叶宾白靠在墙边掏出烟盒,敲出一根叼着,歪头点燃,“怎么不充话费?不是才给你打了十万?”
阮星文张口就编:“全还债了。”
叶宾白慢悠悠呼出一口烟气,透过烟雾打量阮星文。
以前阮家如日中天时,他们一群人吃喝玩乐都是阮星文付钱。
后来阮家破产了,他要创业,随便诉两句苦,这个痴情种就悄无声息地抵押祖宅,弄来了一千万。
他只当不知道这一千万是从哪儿来的。
反正阮星文既不坦白邀功,也不问钱款去处,可见对他情根深种。
现在怎么三番五次提钱?
叶宾白往会议室方向偏了下脑袋,“季时川为难你了?”
阮星文视线微垂,想了想,用愧疚又委屈的语气道:“怪我前段时间转手的数据和文件太多,季总好像起疑了,盯得很紧。
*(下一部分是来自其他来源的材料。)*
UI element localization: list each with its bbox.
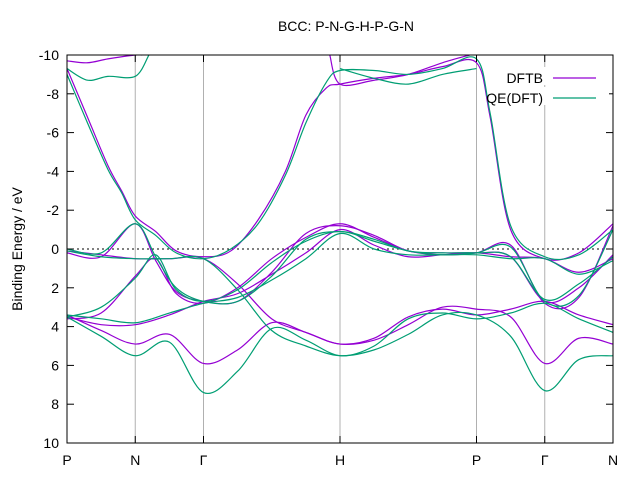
y-tick-label: -8 <box>47 86 60 102</box>
x-tick-label: Γ <box>200 452 208 468</box>
y-tick-label: 8 <box>51 396 59 412</box>
legend-label: QE(DFT) <box>486 90 543 106</box>
legend-label: DFTB <box>506 70 543 86</box>
band-line <box>67 58 613 261</box>
chart-title: BCC: P-N-G-H-P-G-N <box>278 18 414 34</box>
grid-lines <box>134 55 546 443</box>
band-line <box>67 302 613 395</box>
y-tick-label: 6 <box>51 357 59 373</box>
band-line <box>67 55 143 64</box>
y-tick-label: 10 <box>43 435 59 451</box>
y-tick-label: -2 <box>47 202 60 218</box>
y-tick-label: -4 <box>47 163 60 179</box>
band-line <box>339 67 477 85</box>
band-line <box>67 232 613 324</box>
band-line <box>67 56 613 261</box>
series-qe-dft- <box>67 55 613 395</box>
y-axis-ticks: -10 -8 -6 -4 -2 0 2 4 6 8 10 <box>39 47 613 451</box>
band-line <box>67 228 613 327</box>
y-tick-label: 4 <box>51 319 59 335</box>
x-tick-label: Γ <box>541 452 549 468</box>
legend: DFTB QE(DFT) <box>486 67 609 106</box>
band-line <box>67 55 150 82</box>
y-tick-label: -10 <box>39 47 59 63</box>
y-tick-label: 2 <box>51 280 59 296</box>
legend-background <box>491 67 609 85</box>
x-tick-label: N <box>608 452 618 468</box>
legend-background <box>491 87 609 105</box>
band-line <box>329 55 470 87</box>
y-tick-label: 0 <box>51 241 59 257</box>
x-tick-label: H <box>335 452 345 468</box>
y-axis-label: Binding Energy / eV <box>9 186 25 310</box>
x-tick-label: P <box>62 452 71 468</box>
band-line <box>67 300 613 365</box>
x-tick-label: N <box>130 452 140 468</box>
bands <box>67 55 613 395</box>
y-tick-label: -6 <box>47 125 60 141</box>
x-tick-label: P <box>472 452 481 468</box>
”
叶宾白眯起眼。
几天没见,这小东西会打太极了?
欠调教的东西。
要不是怕季时川看出端倪,他早把阮星文上了。
只要上了床,有的是办法叫人言听计从。
叶宾白的视线在阮星文白皙的脖颈和锁骨上滑动,“实在干不了卧底就回来,我养着你。你只要学会喝酒,帮我在饭局上应酬就行。”
阮星文在心里翻了个白眼。
怎么应酬?
像原文里那些爱慕叶宾白的男女一样。
被洗脑,被训练,被pua,最后“自愿”辗转于富商权贵的床榻,为叶宾白谋利?
阮星文酝酿一瞬,状似担忧地抬眸,“我走了,季氏这边怎么办?”
叶宾白盯着他,“换人做。”
“不划算。”阮星文眼波微转,“我想留在这里,将功补过。”
话音刚落,一股视线便刺穿空气,贴上脊背。
粘稠,专注,带着冰冷的审视。
谁在看?
阮星文心思电转,上前一步,压低声音说:“送人进季氏很难吧?我不想让你的努力白费。等这里的事情结束,我就回去帮你。”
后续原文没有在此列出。